- Edit (TBD)
Description
This is the original line on Mystery Spire, with a really unique crux.
Pitch 1: Climb delicately up ledgy cracks to a bulge where a fixed piton protects a tips seam (crux). Wrestle past a bit of offwidth and finally jam up a gorgeous hand crack to a shoulder about halfway up the spire. Meager options for belay. (5.10-)
Move the belay 25 feet left along the ledge to a two-bolt chain anchor. Note that this is the station used for the second rappel.

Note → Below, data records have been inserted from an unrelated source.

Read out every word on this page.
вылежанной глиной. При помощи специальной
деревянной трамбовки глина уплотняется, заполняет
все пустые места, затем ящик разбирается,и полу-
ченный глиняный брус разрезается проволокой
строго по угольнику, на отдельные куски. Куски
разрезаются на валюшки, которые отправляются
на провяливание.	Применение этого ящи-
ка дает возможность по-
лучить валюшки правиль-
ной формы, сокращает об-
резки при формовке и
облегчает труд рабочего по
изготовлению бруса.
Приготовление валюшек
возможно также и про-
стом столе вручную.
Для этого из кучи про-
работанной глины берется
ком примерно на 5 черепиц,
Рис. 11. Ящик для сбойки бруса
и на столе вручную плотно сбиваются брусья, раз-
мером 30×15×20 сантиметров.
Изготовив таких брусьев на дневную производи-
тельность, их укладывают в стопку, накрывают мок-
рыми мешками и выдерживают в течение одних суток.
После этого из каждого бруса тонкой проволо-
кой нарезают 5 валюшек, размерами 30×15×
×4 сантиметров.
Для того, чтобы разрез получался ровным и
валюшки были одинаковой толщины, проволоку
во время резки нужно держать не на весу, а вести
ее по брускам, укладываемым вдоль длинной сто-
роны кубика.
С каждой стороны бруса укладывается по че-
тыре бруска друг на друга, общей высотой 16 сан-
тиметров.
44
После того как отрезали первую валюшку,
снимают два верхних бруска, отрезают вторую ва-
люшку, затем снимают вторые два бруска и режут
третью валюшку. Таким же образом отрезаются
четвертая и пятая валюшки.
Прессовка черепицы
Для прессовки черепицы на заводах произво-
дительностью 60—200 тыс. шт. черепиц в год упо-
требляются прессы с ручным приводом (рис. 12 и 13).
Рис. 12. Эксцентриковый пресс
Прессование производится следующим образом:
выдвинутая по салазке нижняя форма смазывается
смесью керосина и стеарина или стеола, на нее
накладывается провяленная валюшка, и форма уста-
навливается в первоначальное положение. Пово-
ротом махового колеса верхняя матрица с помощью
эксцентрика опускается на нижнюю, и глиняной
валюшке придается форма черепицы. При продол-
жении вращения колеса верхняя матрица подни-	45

Pitch 2: The business. Scamper up through the limestone band, plug a couple cams (extend slings as long as you dare), and negotiate an extremely heinous roof traverse. (5.10+)
Pitch 3: Walk over to the right side of the ledge and squeeze up an easy chimney to the base of the summit blocks. Make a few unprotected face moves across and up to a slung juniper on the northeast (tallest) tower. (5.8 R)
Rappels: (single 60m rope) From the slung juniper on the northeast (tallest) summit: rap to the chain anchors below P2 and then again to ground.
Location
Start in a chossy corner on the far right side of the north face. The proper line through the basal munge can be discerned by stepping back and locating the nice splitter corner ~50 feet up with a fixed piton just below it.